Gestation de nouveau monde 2

Publication impérative des circulaires : la révolution au cœur du système?






Le ministre d’État en charge de la Fonction publique, de la bonne gouvernance et de la lutte contre la corruption vient de prendre une décision importante de nature à consolider l’État de droit en Tunisie. En effet, il a édicté la saine règle de non-validité des textes normatifs qui n'auront pas été publiés au Journal officiel. Cette règle est pourtant évidente, étant même basique, dans toute démocratie où la loi — censée déjà être juste et légitime — doit être connue de tous et donc promulguée et publiée au Journal officiel.

Pour une révolution par le haut

Or, s'ils sont prolixes de laïus légalistes et même moralistes, nos politiciens manquent encore de volonté politique ; ils continuent à reproduire cette pratique d'un temps pourtant révolu où l'on simule d'agir en ne s'adonnant qu'à de la pure incantation. Bis pis ! on a fait de cette incantation une véritable psalmodie ; aussi gouverne-t-on en ne veillant qu'à ne pas déroger à un mythique conservatisme qui n’est pourtant qu’une habitude de se soumettre à des lois scélérates, d’un  côté, et d’en abuser grâce à l’impunité assurée, de l’autre. 

Par conséquent, il importe d'aller au bout de la logique de la salutaire règle édictée par le ministre d'État Abbou; elle suppose d'édicter, comme corollaire, la fin de validité de toutes les circulaires n'ayant jamais été publiées et qui ne sont pas moins appliquées. Ce n’est qu’ainsi qu’on en finira avec un droit souterrain que constitue nombre de circulaires qui gouvernent en cachette et en toute illégalité la vie des gens. Sans nulle légitimité, elles nient même des droits consacrés par la norme supérieure dans l’ordonnancement juridique du pays qu’est la Constitution, permettant ainsi de continuer à brimer les citoyens comme cela était de règle sous la dictature.

De la sorte, dans le cadre de la bonne gouvernance recherchée par le gouvernement, on réussira à réformer radicalement la pratique administrative au cœur même du système, réalisant enfin cette révolution mentale qui se fait attendre. Car neuf ans après le coup du peuple, la supposée révolution populaire pour plus de droits et de libertés a été confisquée par les tenants de l'ordre ancien, perpétuant ses pratiques, devenues des réflexes conditionnés, outre ses privilèges et immunités. 
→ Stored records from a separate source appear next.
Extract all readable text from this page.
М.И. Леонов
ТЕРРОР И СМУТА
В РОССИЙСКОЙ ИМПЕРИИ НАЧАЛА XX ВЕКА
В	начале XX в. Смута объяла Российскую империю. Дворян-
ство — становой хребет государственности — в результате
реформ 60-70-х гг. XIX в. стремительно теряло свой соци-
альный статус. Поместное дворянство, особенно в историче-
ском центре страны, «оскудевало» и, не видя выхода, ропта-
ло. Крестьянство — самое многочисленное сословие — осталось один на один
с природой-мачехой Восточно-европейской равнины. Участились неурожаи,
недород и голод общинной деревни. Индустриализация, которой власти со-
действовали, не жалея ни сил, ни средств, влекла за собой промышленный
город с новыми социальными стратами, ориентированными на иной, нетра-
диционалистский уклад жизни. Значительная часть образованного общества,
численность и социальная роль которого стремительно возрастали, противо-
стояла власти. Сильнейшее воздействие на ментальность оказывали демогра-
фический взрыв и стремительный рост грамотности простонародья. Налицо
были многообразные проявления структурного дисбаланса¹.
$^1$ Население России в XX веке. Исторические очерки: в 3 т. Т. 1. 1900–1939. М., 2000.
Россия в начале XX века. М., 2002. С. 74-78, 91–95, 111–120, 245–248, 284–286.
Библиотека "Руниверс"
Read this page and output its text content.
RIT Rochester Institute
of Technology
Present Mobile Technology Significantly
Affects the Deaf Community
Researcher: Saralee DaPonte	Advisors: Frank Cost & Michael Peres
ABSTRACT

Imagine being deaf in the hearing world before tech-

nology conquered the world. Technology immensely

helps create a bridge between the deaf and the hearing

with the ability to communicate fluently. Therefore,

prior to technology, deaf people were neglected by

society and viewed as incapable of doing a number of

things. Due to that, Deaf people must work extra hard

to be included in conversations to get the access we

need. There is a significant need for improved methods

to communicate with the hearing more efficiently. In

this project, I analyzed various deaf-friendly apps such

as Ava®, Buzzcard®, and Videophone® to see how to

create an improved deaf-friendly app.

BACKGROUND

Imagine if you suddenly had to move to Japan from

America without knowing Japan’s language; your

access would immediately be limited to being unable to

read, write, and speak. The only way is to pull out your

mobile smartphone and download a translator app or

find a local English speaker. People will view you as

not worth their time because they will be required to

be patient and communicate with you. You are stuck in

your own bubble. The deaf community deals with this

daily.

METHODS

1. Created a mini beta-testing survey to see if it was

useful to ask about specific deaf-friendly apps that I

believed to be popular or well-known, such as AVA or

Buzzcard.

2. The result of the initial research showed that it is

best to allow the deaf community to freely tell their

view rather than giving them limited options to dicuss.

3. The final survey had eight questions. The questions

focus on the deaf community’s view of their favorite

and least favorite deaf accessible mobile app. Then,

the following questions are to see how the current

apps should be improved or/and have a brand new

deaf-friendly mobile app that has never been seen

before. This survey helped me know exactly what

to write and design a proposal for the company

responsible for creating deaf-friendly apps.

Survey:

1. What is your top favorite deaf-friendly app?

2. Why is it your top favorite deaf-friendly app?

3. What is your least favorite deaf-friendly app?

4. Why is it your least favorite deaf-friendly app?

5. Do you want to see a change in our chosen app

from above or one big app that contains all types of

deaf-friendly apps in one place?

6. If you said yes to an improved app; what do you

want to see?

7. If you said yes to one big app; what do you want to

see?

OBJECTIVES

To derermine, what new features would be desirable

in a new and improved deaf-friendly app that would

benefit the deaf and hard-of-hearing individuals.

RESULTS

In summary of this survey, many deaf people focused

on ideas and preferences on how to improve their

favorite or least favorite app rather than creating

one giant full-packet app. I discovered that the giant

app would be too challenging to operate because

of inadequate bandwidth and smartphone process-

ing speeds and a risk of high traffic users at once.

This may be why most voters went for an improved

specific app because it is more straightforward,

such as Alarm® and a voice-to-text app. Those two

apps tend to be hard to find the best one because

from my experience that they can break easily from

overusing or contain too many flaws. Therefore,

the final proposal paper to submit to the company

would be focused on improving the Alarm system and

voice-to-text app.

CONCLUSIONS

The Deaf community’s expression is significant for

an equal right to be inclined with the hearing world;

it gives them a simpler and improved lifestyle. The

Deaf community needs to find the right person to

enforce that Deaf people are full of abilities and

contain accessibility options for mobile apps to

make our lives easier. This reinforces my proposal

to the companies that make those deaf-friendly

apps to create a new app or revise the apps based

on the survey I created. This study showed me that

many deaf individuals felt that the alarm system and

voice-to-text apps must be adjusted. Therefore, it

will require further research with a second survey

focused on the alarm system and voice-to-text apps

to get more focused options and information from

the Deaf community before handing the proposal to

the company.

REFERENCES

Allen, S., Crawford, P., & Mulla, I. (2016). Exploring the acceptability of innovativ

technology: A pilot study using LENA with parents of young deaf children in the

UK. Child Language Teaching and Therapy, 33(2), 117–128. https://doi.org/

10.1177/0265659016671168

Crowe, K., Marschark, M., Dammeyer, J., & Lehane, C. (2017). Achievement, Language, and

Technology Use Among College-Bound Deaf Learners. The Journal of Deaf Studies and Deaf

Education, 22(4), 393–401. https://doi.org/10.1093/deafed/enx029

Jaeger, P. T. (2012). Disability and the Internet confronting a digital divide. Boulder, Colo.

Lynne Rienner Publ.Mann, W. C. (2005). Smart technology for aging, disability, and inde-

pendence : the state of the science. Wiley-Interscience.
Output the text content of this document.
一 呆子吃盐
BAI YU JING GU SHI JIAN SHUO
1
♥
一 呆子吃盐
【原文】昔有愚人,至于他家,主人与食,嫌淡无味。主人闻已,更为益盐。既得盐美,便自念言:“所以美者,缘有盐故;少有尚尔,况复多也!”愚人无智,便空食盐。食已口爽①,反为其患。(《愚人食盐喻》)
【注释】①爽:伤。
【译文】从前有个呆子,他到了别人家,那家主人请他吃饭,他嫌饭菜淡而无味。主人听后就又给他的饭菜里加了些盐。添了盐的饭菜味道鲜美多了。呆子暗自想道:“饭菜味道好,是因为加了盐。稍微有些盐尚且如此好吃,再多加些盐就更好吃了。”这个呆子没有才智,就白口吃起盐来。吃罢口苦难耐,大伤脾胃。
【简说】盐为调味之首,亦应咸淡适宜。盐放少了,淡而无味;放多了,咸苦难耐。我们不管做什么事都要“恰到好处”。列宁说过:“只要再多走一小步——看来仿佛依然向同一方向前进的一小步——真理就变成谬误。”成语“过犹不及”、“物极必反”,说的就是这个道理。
Or, en Tunisie, énorme sinon ahurissant est le nombre de textes qui sont appliqués sans avoir satisfait à l'obligation juridique de publication rappelée par le ministre d'État. Cela concerne surtout les textes administratifs, des circulaires pléthoriques dont la variété s'étend à tous les domaines, en faisant un véritable infra droit, scélérat qui plus est, puisqu'il viole en catimini les acquis du nouvel ordre juridique du pays, particulièrement en matière de droits citoyens et de libertés individuelles.

En finir aujourd'hui est d’autant plus facile à mettre en oeuvre que l’inventaire exhaustif d’une telle négation fâcheuse et officieuse du droit a été réalisé récemment par l’ADLI (Association Tunisienne de Défense des Libertés Individuelles). Intitulé « Les circulaires liberticides : un droit souterrain dans un État de droit », le document est un ouvrage collectif de 332 pages sous la direction de Wahid Ferchichi, édité en 2018 avec le soutien de Heinrich Böll Siftung, en arabe et en français, avec une synthèse en anglais.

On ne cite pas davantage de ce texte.